What you don’t want to do is not raise prices for years and years and then finally have one year where everything goes up by 20-30%. That’s when customers get upset. But if each year you increase just a few percent, the pain is less for the customer and you aren’t losing out all those years before you raise prices and you don’t give your loyal customers a big sticker shock with the overnight large jump. 

Like with reviewing expenses, put a regular calendar reminder at least once a year to review all your pricing and adjust accordingly. 

5. Do a competition analysis matrix to see where you can and should improve

Are there things your competition is doing that you aren’t, but should be? This is a great way to not only understand who else you are sharing your customers with but also why they may sometimes pick other options over you. 

The process is simple – create a grid (spreadsheets are great for this) and down the first left-hand column list the businesses you compete with – the ones your same customers or people who could be your customers are buying from.
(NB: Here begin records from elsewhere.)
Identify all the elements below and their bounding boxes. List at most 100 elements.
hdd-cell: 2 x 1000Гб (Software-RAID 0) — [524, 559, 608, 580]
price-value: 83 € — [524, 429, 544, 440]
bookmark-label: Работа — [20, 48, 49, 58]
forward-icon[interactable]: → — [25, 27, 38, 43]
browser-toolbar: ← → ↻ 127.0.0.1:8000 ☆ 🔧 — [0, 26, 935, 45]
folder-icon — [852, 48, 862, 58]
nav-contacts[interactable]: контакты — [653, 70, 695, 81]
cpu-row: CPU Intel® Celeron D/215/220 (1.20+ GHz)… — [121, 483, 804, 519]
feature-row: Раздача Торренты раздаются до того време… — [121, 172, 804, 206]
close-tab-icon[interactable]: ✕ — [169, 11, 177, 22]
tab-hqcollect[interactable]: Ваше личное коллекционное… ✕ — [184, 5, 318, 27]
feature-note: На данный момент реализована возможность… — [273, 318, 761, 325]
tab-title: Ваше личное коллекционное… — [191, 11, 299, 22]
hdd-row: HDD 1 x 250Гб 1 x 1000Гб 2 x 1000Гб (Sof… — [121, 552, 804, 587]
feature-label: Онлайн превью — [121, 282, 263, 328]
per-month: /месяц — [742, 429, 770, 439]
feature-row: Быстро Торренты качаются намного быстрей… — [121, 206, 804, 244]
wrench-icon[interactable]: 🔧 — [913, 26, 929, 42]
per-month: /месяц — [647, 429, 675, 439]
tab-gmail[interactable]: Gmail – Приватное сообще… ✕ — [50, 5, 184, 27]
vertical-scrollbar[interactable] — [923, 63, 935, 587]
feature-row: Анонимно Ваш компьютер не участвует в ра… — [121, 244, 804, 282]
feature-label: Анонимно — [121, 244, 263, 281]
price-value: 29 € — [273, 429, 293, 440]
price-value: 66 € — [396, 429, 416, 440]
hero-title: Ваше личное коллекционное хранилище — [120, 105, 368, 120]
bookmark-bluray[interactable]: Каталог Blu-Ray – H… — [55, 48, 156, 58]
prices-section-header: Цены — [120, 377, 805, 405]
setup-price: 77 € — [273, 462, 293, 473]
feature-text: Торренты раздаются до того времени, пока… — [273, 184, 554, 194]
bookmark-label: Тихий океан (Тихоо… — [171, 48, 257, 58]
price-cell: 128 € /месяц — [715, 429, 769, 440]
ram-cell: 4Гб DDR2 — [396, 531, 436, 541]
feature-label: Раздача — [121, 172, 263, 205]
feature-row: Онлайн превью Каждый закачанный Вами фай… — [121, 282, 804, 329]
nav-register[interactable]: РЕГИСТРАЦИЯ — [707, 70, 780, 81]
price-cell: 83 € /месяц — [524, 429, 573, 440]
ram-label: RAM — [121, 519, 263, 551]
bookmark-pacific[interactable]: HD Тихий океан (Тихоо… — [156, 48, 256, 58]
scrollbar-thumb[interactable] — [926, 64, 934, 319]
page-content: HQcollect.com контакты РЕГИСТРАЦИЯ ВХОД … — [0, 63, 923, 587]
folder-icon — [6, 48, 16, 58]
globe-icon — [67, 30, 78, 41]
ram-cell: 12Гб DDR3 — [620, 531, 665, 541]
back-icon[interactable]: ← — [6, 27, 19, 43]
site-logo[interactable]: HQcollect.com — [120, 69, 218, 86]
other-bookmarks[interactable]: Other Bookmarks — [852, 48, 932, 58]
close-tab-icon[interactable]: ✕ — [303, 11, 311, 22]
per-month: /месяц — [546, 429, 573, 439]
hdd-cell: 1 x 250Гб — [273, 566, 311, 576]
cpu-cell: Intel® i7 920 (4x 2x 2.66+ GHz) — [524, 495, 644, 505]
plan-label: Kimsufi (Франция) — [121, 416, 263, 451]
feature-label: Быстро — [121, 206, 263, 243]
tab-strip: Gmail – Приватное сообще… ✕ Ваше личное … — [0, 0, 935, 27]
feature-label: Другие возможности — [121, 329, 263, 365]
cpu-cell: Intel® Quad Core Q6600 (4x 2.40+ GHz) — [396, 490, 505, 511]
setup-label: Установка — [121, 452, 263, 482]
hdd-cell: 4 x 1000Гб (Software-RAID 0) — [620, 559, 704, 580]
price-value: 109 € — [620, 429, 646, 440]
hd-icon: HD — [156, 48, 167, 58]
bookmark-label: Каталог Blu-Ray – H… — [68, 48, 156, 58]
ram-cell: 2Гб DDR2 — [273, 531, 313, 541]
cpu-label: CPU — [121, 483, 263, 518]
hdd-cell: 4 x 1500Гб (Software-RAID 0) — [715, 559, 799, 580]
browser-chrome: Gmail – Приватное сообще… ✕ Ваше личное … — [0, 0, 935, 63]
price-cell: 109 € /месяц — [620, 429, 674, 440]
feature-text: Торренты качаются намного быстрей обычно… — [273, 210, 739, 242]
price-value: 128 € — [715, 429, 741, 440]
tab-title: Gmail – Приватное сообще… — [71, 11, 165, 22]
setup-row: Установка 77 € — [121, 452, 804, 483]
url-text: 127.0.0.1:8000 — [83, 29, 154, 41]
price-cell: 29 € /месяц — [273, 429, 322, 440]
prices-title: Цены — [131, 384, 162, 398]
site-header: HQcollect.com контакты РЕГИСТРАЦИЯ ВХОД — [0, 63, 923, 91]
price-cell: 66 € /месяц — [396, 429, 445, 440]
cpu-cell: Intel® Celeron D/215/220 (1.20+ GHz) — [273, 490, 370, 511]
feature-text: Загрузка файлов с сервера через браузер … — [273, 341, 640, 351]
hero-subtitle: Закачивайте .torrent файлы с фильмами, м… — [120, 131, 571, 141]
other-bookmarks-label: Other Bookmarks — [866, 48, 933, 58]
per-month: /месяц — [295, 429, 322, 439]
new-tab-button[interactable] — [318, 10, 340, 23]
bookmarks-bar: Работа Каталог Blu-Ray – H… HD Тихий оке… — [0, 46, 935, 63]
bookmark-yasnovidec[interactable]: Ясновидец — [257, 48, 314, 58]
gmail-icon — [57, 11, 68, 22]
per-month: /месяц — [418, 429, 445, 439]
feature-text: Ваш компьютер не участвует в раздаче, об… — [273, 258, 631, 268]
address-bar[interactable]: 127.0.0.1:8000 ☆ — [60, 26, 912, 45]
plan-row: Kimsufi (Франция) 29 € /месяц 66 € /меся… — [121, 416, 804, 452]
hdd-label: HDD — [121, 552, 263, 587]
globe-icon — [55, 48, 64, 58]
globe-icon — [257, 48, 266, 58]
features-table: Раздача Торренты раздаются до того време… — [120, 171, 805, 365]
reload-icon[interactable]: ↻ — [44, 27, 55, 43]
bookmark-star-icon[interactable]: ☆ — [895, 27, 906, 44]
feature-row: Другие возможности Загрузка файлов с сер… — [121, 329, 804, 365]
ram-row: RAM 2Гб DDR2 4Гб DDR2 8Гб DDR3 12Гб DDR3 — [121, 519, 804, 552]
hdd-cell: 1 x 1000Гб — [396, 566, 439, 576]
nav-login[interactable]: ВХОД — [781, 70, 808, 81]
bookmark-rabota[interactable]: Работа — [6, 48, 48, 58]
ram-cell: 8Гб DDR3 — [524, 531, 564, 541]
Then across the top row, put one attribute about the business in each cell. These are things like the services you offer, the options they get, and anything you can compare across businesses. For example, a plumbing business might list: 24-hour service, drain cleaning, water heater replacement, quotes over the phone, a 2-hour service window, etc. 

You can also include things like how many reviews they have, website quality, picking up on the first ring (yes, you can try calling each one and see how they are on the phone!), and service areas, etc. Each business will be a little different. Then compare what each of your competitors offers with what you offer. 

Try to really put yourself in the customers’ shoes and ask yourself who you would pick to call for various things you would want to buy from them. Be brutally honest. Does your business clearly dominate? 

If not, which ones do and what are they doing better than you? Make a priority list of things you can work on improving. You don’t have to copy anyone, but you should be able to see where you can improve and give yourself a better chance of winning more business that is currently going to the competition. 

The fewer places you can find where your business is the clear choice over the competition, the more work you must do. But that’s OK – at least now you have a plan! 

Alright, there’s a lot here to work on to accomplish these five goals but think how great your business will be if you can get all these done over the next six months! And then set new goals before we get to 2025 because it will be here before you know it!